Editeur : The Hoochie Coochie
("Pour public averti","Warning : Explicit Content" etc.)
Si
le succès public de certains romans graphiques ont parfois pu troubler
avec bonheur la frontière entre BD dite "commerciale" (le terme
anglo-saxon "mainstream" serait en fait plus approprié) et BD
"alternative", un certain clivage se creuse. Il existe toujours un
certain mépris, à peine déguisé, entre - pour prendre deux extrêmes -
d’une part, les créateurs de séries populaires, le marketing éditorial
des grosses structures et, de l’autre, les artistes expérimentateurs et
petits “indés” purs et durs, qui peinent à survivre, tout en se faisant quelquefois plagier.

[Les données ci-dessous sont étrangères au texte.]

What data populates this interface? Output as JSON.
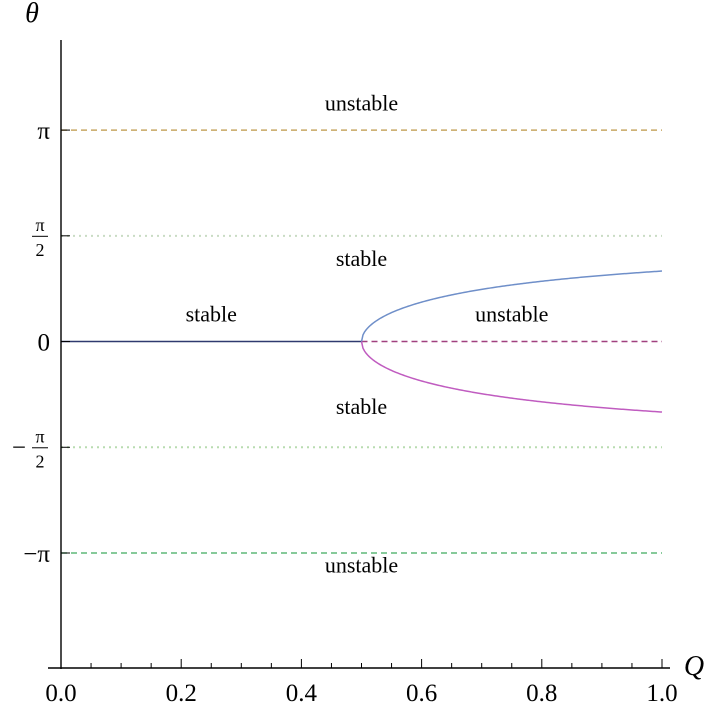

L.L. de Mars se fait un porte-parole radical de ces derniers. Il s’offre ici une carte blanche au texte coup de poing et aux planches aussi déstructurées que dotées d’une grande force picturale. C’est un essai dessiné en roue libre, sur le thème de la création originale versus la production de “faussaire” imposée par le rythme de marché. C’est carrément une accusation de viol (et non seulement de vol) de la première par la seconde.
Extrait : "Evidemment
que tu es populaire, un plagiaire n’est pas un artiste mais un
politique. Libéral, ça va sans dire, puisque tu ne répands que du
brevet. C’est précisément parce que tu réponds à la question du public
dans le temps compressé de la fabrication des marchandises que tu
gagnes, toujours. Que peut le temps infini qu’il faut pour travailler
contre la rapidité de l’horloge commerciale ? Tu as le pouvoir de
m’empêcher de travailler. (…) Le temps du plagiat, c’est le temps du
marché. Nous ne vivons pas dans le même temps parce qu’il me faut pour
avancer celui de l’errance, le temps du ratage, de la suspension, qui,
tout simplement sont ceux de la vie même… Tout ce qui oppose l’art à sa
fétichisation tient dans cet écart de temporalité. Dix ans pour espérer
aboutir à une syncope rigoureuse du trait, et deux jours pour en faire
la singerie usinée." Et, plus loin : "Le plagiaire est un rapide :
il est humble avant qu’on ait eu le temps de trouver qu’il manquait de
dignité."
La condition de la majorité des auteurs aujourd’hui est critique : il leur faut faire face à des politiques éditoriales qui nivellent souvent par le bas, la précarisation de leur statut, la difficulté à se faire une place sur les étals de libraires face aux raz-de-marée de publications hebdomadaires… L.L. de Mars exprime la révolte de l’artiste qui aurait de surcroît été plagié. Ca sent le vécu. Mais à son discours argumenté - érudit, même - et les accusations légitimes, s’adjoignent malheureusement l’aigreur et la maladresse d’un orgueil blessé. Si la colère est compréhensible, le pugilat est parfois difficile à suivre. Et, surtout, le ton vindicatif omniprésent contamine malheureusement l’exaltation de l’Art authentique. D’autant qu’en "déchirant le beau rideau des précautions" (sic), l’auteur égratigne au passage des personnes hors-sujet, comme les "employés de bureau consciencieux" (on le souhaite tous qu’ils le soient, consciencieux, dans certains cas, non ?). La thèse ne sort pas grandie non plus d’un dénouement assassin, terrassant et ridiculisant fictivement le plagiaire anonyme.
Un bouquin hors normes, graphiquement explosé et éblouissant, maîtrisé et expressionniste, difficile d’accès mais intéressant… pour qui sait aussi faire
abstraction des impétuosités fielleuses de l’auteur.